M8 : « Ça peut être intéressant parce que vous apprenez toujours des choses que vous ignoriez hein... »

M4 : « Je pense qu’il faut laisser parler déjà... Comme ça tu arrives un petit peu à savoir ce qu’ils veulent... enfin où ils veulent en venir… »

Cela permet parfois de limiter la prescription médicamenteuse.

M14 : « Quand on les écoute on sait exactement ce qu’ils veulent finalement donc on perd pas de temps à leur donner un truc qu’ils, de toute façon, ne prendront pas… donc c’est finalement on gagne du temps… »

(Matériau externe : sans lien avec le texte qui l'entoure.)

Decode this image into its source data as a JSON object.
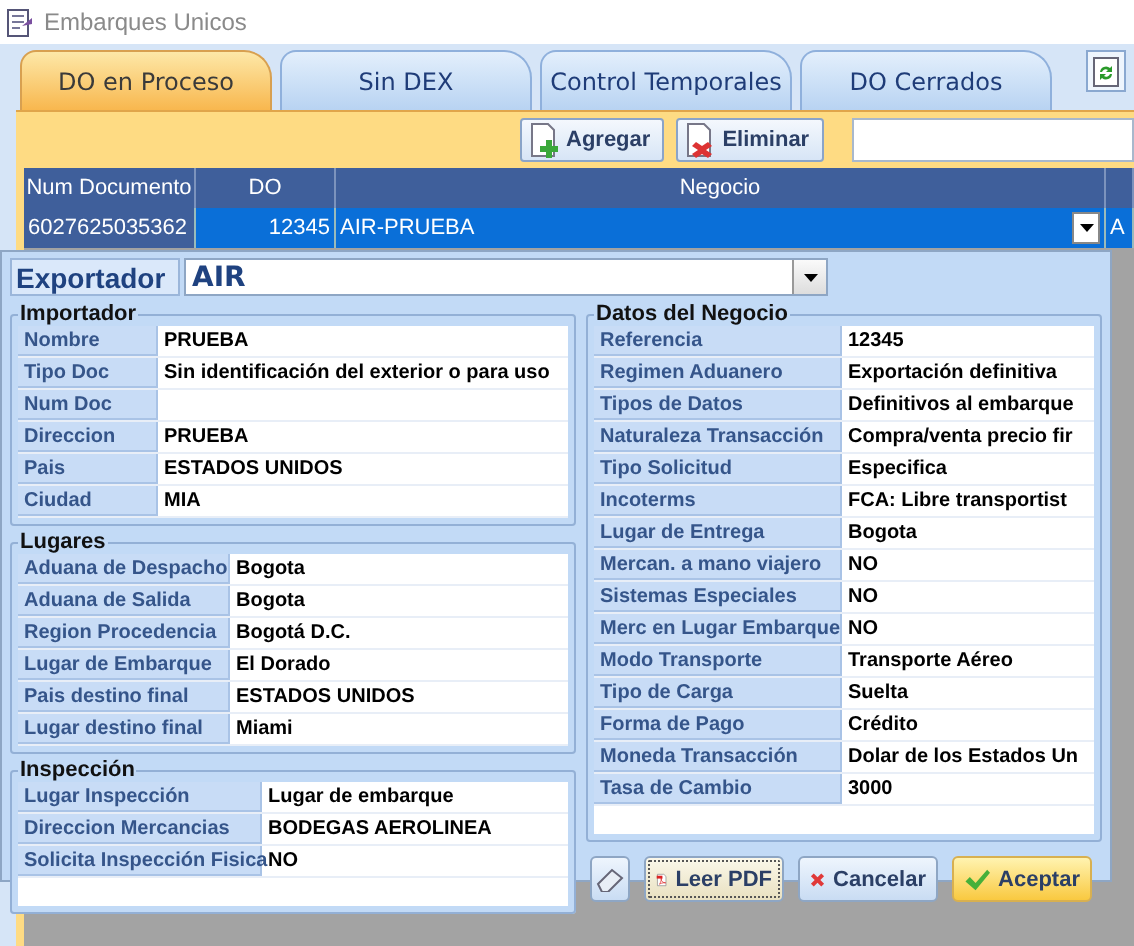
{
  "window": {
    "title": "Embarques Unicos"
  },
  "tabs": [
    {
      "label": "DO en Proceso",
      "selected": true
    },
    {
      "label": "Sin DEX",
      "selected": false
    },
    {
      "label": "Control Temporales",
      "selected": false
    },
    {
      "label": "DO Cerrados",
      "selected": false
    }
  ],
  "toolbar": {
    "buttons": [
      {
        "label": "Agregar",
        "kind": "add"
      },
      {
        "label": "Eliminar",
        "kind": "delete"
      }
    ]
  },
  "grid": {
    "columns": [
      "Num Documento",
      "DO",
      "Negocio"
    ],
    "rows": [
      {
        "cells": [
          "6027625035362",
          "12345",
          "AIR-PRUEBA",
          "A"
        ],
        "selected": true
      }
    ]
  },
  "dialog": {
    "exportador": {
      "label": "Exportador",
      "value": "AIR"
    },
    "left_sections": [
      {
        "title": "Importador",
        "rows": [
          {
            "label": "Nombre",
            "value": "PRUEBA"
          },
          {
            "label": "Tipo Doc",
            "value": "Sin identificación del exterior o para uso"
          },
          {
            "label": "Num Doc"
          },
          {
            "label": "Direccion",
            "value": "PRUEBA"
          },
          {
            "label": "Pais",
            "value": "ESTADOS UNIDOS"
          },
          {
            "label": "Ciudad",
            "value": "MIA"
          }
        ]
      },
      {
        "title": "Lugares",
        "rows": [
          {
            "label": "Aduana de Despacho",
            "value": "Bogota"
          },
          {
            "label": "Aduana de Salida",
            "value": "Bogota"
          },
          {
            "label": "Region Procedencia",
            "value": "Bogotá D.C."
          },
          {
            "label": "Lugar de Embarque",
            "value": "El Dorado"
          },
          {
            "label": "Pais destino  final",
            "value": "ESTADOS UNIDOS"
          },
          {
            "label": "Lugar destino final",
            "value": "Miami"
          }
        ]
      },
      {
        "title": "Inspección",
        "rows": [
          {
            "label": "Lugar Inspección",
            "value": "Lugar de embarque"
          },
          {
            "label": "Direccion Mercancias",
            "value": "BODEGAS AEROLINEA"
          },
          {
            "label": "Solicita Inspección Fisica",
            "value": "NO"
          }
        ]
      }
    ],
    "negocio": {
      "title": "Datos del Negocio",
      "rows": [
        {
          "label": "Referencia",
          "value": "12345"
        },
        {
          "label": "Regimen Aduanero",
          "value": "Exportación definitiva"
        },
        {
          "label": "Tipos de Datos",
          "value": "Definitivos al embarque"
        },
        {
          "label": "Naturaleza Transacción",
          "value": "Compra/venta precio fir"
        },
        {
          "label": "Tipo Solicitud",
          "value": "Especifica"
        },
        {
          "label": "Incoterms",
          "value": "FCA: Libre transportist"
        },
        {
          "label": "Lugar de Entrega",
          "value": "Bogota"
        },
        {
          "label": "Mercan. a mano viajero",
          "value": "NO"
        },
        {
          "label": "Sistemas Especiales",
          "value": "NO"
        },
        {
          "label": "Merc en Lugar Embarque",
          "value": "NO"
        },
        {
          "label": "Modo Transporte",
          "value": "Transporte Aéreo"
        },
        {
          "label": "Tipo de Carga",
          "value": "Suelta"
        },
        {
          "label": "Forma de Pago",
          "value": "Crédito"
        },
        {
          "label": "Moneda Transacción",
          "value": "Dolar de los Estados Un"
        },
        {
          "label": "Tasa de Cambio",
          "value": "3000"
        }
      ]
    },
    "buttons": [
      {
        "kind": "erase"
      },
      {
        "label": "Leer PDF",
        "kind": "pdf"
      },
      {
        "label": "Cancelar",
        "kind": "cancel"
      },
      {
        "label": "Aceptar",
        "kind": "accept"
      }
    ]
  }
}
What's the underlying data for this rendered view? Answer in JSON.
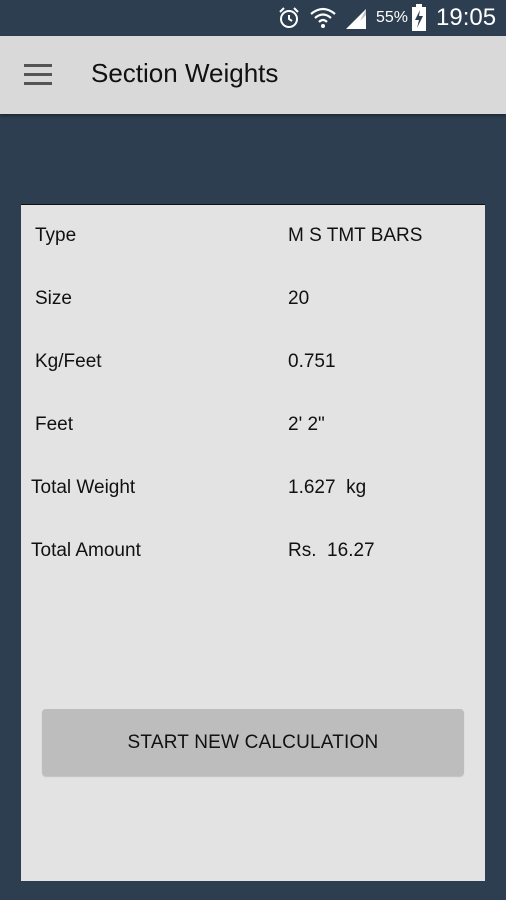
{
  "status_bar": {
    "battery_percent": "55%",
    "time": "19:05",
    "icons": [
      "alarm-icon",
      "wifi-icon",
      "signal-icon",
      "battery-charging-icon"
    ]
  },
  "app_bar": {
    "title": "Section Weights",
    "menu_icon": "hamburger-menu-icon"
  },
  "results": {
    "type_label": "Type",
    "type_value": "M S TMT BARS",
    "size_label": "Size",
    "size_value": "20",
    "kg_per_feet_label": "Kg/Feet",
    "kg_per_feet_value": "0.751",
    "feet_label": "Feet",
    "feet_value": "2' 2\"",
    "total_weight_label": "Total Weight",
    "total_weight_value": "1.627  kg",
    "total_amount_label": "Total Amount",
    "total_amount_value": "Rs.  16.27"
  },
  "actions": {
    "start_new_label": "START NEW CALCULATION"
  },
  "colors": {
    "background": "#2c3e50",
    "app_bar": "#d9d9d9",
    "card": "#e3e3e3",
    "button": "#bdbdbd"
  }
}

c) Les limites de l’écoute

Etre à l’écoute des patients demande du temps, que le médecin soit disponible physiquement mais aussi psychologiquement :

M2 : « On est pas très bien quoi ! Mais bon, on essaye de pas le montrer non plus quoi ! » M6 : « Ça effectivement ça arrive dans, plus dans certaines périodes où on est… soit parce que soit on est soi-même, on est pas psychologiquement disponible à ce moment-là pour des raisons qui peuvent être personnelles… Ou alors pour des raisons de, d’emploi du temps, quand c’est un peu la course effectivement, du coup, on est un peu plus l’œil sur la montre et on est, du coup, peut-être un peu moins, un peu moins ouvert, un peu moins disponible… » M6 : « Donc quelques fois, la rançon c’est qu’on est un peu en retard et ça déborde parce que il y a quelques fois des imprévus »

68 M5 : « Si t’es pas là pour les écouter, si tu peux pas entendre tout ce qu’ils ont à te dire en une demie heure »

Pour M13, le fait de prendre plus de temps pour discuter avec le patient n’est pas forcément le rôle du médecin : « Donc, mais c’est pas forcément mon rôle de médecin de… faire la causette (rires) plus longtemps avec les patients, mais euh… »

M8 rappelle par ailleurs que tous les patients n’ont pas ce besoin de discuter : « bon… les gens ils aiment bien, certains, pas tous ! »

L’une des principales limites de l’écoute, pour M14, est que les médecins ne sont pas formés à écouter leurs patients : « On nous apprendrait en tout début de cursus à écouter les gens, à nous assoir à côté d’eux, à les écouter euh ben ça serait évident quoi… ». Pour lui, c’est sur ce point qu’il y a des progrès à faire pour la bientraitance des patients : « Je pense que là où les médecins aujourd’hui ont le plus d’effort à faire, c’est sur l’écoute des patients ».

L’écoute est un point fort dans la relation de confiance médecin-malade et dans la bientraitance du patient. Plusieurs médecins ont rappelé le besoin qu’ont les patients vus à domicile d’être écoutés et surtout entendus. Pour certains praticiens, il faut être capable de prendre le temps de discuter avec eux d’autre chose que de leur santé (leur quotidien, leur famille…). L’un des médecins souligne que ce n’est pas non plus le rôle du médecin traitant de « faire la causette » aux patients. Un autre rappelle que tous les patients n’expriment pas ce besoin de discuter. L’écoute peut, par ailleurs, permettre de gagner du temps en ayant une meilleure compréhension des attentes des patients, ainsi elle permet parfois de limiter les prescriptions médicamenteuses. Cependant, cette attitude d’écoute demande au médecin d’être disponible physiquement mais aussi psychologiquement. L’une des principales limites de l’écoute reste, pour M14, que les médecins ne sont pas formés à écouter leurs patients mais bien à les interroger. C’est donc sur ce point que les médecins ont le plus d’effort à fournir.